Com a Reforma Tributária, o Split Payment muda uma dinâmica importante do financeiro das empresas.
Na prática, no momento da liquidação do pagamento, os valores de CBS e IBS poderão ser segregados e recolhidos automaticamente, conforme as regras de implementação do sistema. Ou seja: uma parte do valor pago pelo cliente não necessariamente ficará disponível no caixa da empresa. (Fazenda Minas Gerais)
E aqui mora o impacto: faturamento não é dinheiro disponível.
Imagine vender R$ 100 mil.
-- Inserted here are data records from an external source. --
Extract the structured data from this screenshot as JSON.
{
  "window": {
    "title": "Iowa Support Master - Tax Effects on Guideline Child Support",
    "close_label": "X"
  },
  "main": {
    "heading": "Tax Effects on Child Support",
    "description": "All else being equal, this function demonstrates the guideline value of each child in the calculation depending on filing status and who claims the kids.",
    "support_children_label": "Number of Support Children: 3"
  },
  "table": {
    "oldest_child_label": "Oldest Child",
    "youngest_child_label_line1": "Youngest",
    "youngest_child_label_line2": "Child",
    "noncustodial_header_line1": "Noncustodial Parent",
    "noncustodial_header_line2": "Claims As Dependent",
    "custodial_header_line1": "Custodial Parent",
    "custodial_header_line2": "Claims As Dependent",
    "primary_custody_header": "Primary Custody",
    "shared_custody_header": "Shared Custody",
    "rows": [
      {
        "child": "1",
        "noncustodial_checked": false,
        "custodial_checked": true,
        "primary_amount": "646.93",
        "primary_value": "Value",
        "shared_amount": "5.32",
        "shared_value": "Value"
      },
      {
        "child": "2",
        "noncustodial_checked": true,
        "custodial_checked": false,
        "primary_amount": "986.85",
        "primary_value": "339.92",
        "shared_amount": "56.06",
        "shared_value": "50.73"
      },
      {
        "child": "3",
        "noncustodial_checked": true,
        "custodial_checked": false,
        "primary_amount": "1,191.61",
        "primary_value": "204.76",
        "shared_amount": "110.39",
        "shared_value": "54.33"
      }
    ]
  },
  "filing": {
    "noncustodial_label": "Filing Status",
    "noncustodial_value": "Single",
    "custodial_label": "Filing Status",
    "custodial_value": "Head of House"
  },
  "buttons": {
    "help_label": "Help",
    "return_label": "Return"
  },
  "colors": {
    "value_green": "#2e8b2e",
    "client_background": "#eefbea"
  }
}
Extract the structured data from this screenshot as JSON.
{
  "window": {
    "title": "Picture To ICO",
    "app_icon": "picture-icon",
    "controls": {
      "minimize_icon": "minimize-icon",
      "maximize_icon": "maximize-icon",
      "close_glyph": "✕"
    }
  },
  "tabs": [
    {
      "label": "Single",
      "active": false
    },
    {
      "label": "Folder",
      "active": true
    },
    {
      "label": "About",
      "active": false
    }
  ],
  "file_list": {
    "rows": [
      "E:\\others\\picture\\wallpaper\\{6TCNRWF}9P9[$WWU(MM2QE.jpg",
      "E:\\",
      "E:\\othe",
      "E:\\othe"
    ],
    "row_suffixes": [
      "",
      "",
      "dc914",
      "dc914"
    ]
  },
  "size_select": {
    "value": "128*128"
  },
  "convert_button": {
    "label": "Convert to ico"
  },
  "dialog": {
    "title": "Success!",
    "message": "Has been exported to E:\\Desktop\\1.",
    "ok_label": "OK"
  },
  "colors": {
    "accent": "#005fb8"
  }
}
O cliente paga R$ 100 mil, mas uma parcela referente aos tributos pode seguir diretamente para o Fisco.
O imposto não vai mais “passear” pelo caixa antes de ser recolhido. Convenhamos: ele nunca foi da empresa, mas às vezes ajudava a fazer uma participação especial no capital de giro. 😅
Isso exige atenção a:
• fluxo de caixa;
• necessidade de capital de giro;
• formação de preços;
• prazos de recebimento e pagamento;
• gestão dos créditos tributários.
O Split Payment está previsto na legislação e sua implementação será gradual, com procedimentos operacionais ainda sendo estruturados. Em 2026, inclusive, já foram publicados materiais técnicos para desenvolvimento da plataforma. (Planalto)
A Reforma Tributária não muda apenas a forma de calcular impostos. Ela também muda a forma de administrar o caixa.
E empresa que começar a simular esses impactos agora terá muito mais condições de se adaptar depois.